В. ШАРОВ: Его напечатали, образовали от имени Шера.
К. ЛАРИНА: Т.е. ему даже придумали.
В. ШАРОВ: Образовали псевдоним Шеров, который тут же стал Шаров. И он уже вернулся всесоюзно известным журналистом с фамилией Шаров. Дальше война.
К. ЛАРИНА: Дальше смотрим. Отец - Израиль Исакович Нюренберг, профессиональный революционер, журналист, историк, погиб в заключении, 1949 год. Еврейское дело было, нет?
В. ШАРОВ: Нет, никакого отношения к этому не имело.
К. ЛАРИНА: А каким образом? Его арестовали когда?
В. ШАРОВ: В 47 году. Там он погиб. Мать была расстреляна сразу.
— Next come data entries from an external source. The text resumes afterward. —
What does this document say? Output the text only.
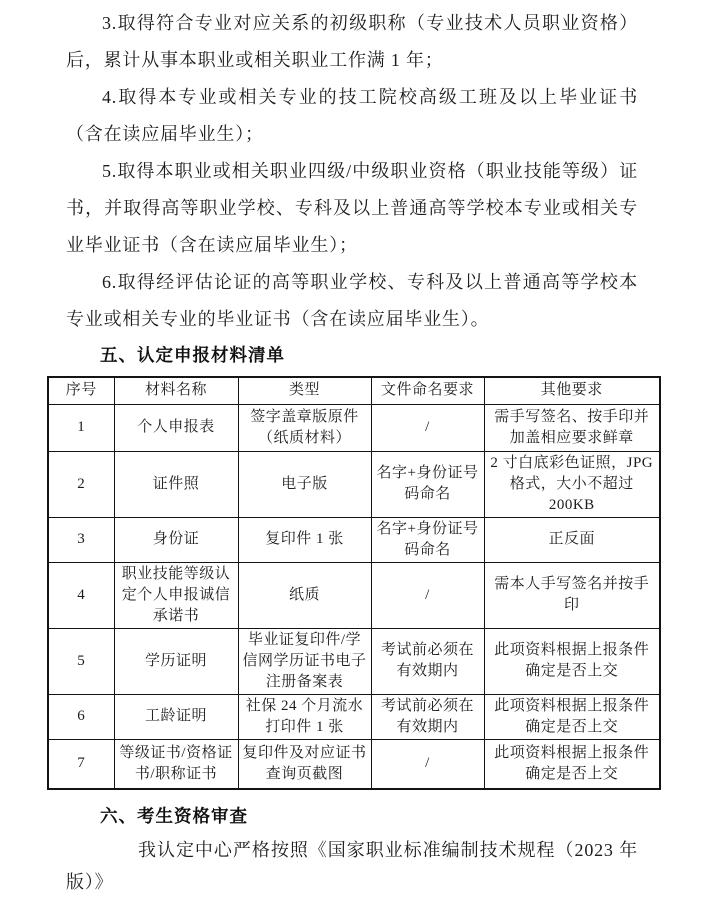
3.取得符合专业对应关系的初级职称（专业技术人员职业资格）后，累计从事本职业或相关职业工作满 1 年；

4.取得本专业或相关专业的技工院校高级工班及以上毕业证书（含在读应届毕业生）；

5.取得本职业或相关职业四级/中级职业资格（职业技能等级）证书，并取得高等职业学校、专科及以上普通高等学校本专业或相关专业毕业证书（含在读应届毕业生）；

6.取得经评估论证的高等职业学校、专科及以上普通高等学校本专业或相关专业的毕业证书（含在读应届毕业生）。

五、认定申报材料清单
序号	材料名称	类型	文件命名要求	其他要求
1	个人申报表	签字盖章版原件（纸质材料）	/	需手写签名、按手印并加盖相应要求鲜章
2	证件照	电子版	名字+身份证号码命名	2 寸白底彩色证照，JPG 格式，大小不超过 200KB
3	身份证	复印件 1 张	名字+身份证号码命名	正反面
4	职业技能等级认定个人申报诚信承诺书	纸质	/	需本人手写签名并按手印
5	学历证明	毕业证复印件/学信网学历证书电子注册备案表	考试前必须在有效期内	此项资料根据上报条件确定是否上交
6	工龄证明	社保 24 个月流水打印件 1 张	考试前必须在有效期内	此项资料根据上报条件确定是否上交
7	等级证书/资格证书/职称证书	复印件及对应证书查询页截图	/	此项资料根据上报条件确定是否上交
六、考生资格审查

我认定中心严格按照《国家职业标准编制技术规程（2023 年版）》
Вся семья сидела, значительная часть была расстреляна. Кто-то сидел, кто-то погиб в заключении.
К. ЛАРИНА: Не хотите про это говорить.
В. ШАРОВ: Я отвечу.
К. ЛАРИНА: Жуть ведь. Когда я вижу такую судьбу, к чертовой матери все детские вопросы. Я хочу понять, как выжила семья.
В. ШАРОВ: Отец выжил случайно. Сразу после возвращения с Арктики он получил орден «Знак почета».
К. ЛАРИНА: Куда ребенка дели? Сколько ему было лет?
В. ШАРОВ: Отец уже был не ребенок, он девятого года, 37-38 год, он уже далеко не ребенок.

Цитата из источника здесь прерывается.